In the tropics, individual thunderstorms can organize into clusters. These clusters become systems that extend up to 2,000 miles across. These systems tend to appear in the Indian Ocean and move east across the Pacific in cycles ranging from 30 to 60 days. They can influence storm formation far to the north and south of their locations. Understanding their origins and travel habits has become something of a "holy grail" for atmospheric science.
How fast they propagate is thought to be determined in part by the altitude at which the latent heat is released. Systems that release heat at high altitudes are believed to move faster than those that release heat at low altitudes. The two satellites are expected to let scientists see where this heat is released, which could help improve forecasts of these systems and the weather patterns they affect.
Not surprisingly, these systems generate large shields of high-altitude cirrus that have their own effect on weather and climate. These clouds were the subject of a three-week field campaign this winter in Darwin, Australia. Researchers taking part in the Tropical Warm Pool International Cloud Experiment (TWP-ICE) initially hoped to have CloudSat and CALIPSO in the sky to augment their aircraft and ground measurements. Launch delays closed the door on that.
Still, the results stand to be the most comprehensive set of information ever collected on these clouds, says Charles Long, who oversees the US Department of Energy's atmospheric monitoring sites in the western Pacific.
"This is the first field program to look at tropical convection through its whole life cycle," adds Greg McFarquhar, a researcher at the University of Illinois at Urbana-Champaign who took part in the project.

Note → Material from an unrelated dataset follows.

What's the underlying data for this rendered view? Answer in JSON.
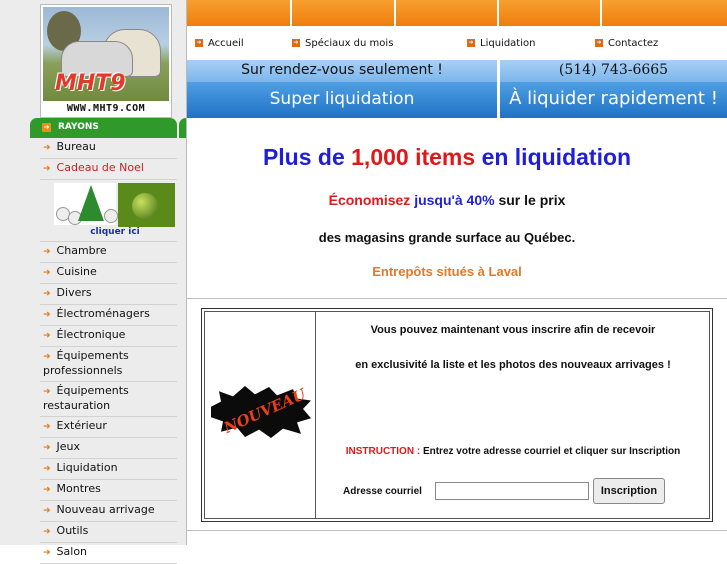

Even so, because cirrus trap heat, the Australian project focused much of its effort on gathering images and other data on these tenuous, high-altitude blankets in a region that is the globe's heat engine, says James Mather, another DOE scientist who played a key role in the project.
For instance, researchers have noted that some cirrus clouds vanish within an hour or two, while others last for 12 hours or more. The team sampled ice crystals from newer and older cirrus clouds and noted a significant difference in ice-crystal shapes between the two, according to Dr. McFarquhar. Others looked at atmospheric chemistry and the role of aerosols. Indeed, some researchers found a "chemical equator" - a shifting region that separated the relatively pristine air of the Southern Hemisphere from more-polluted northern air.
Calling the data TWP-ICE gathered "a goldmine," Dr. Long anticipates it will take at least a decade for researchers to plumb its depths. Even so, researchers with both projects suggest it won't take that long for the data to begin working its way into weather and climate-change forecasts.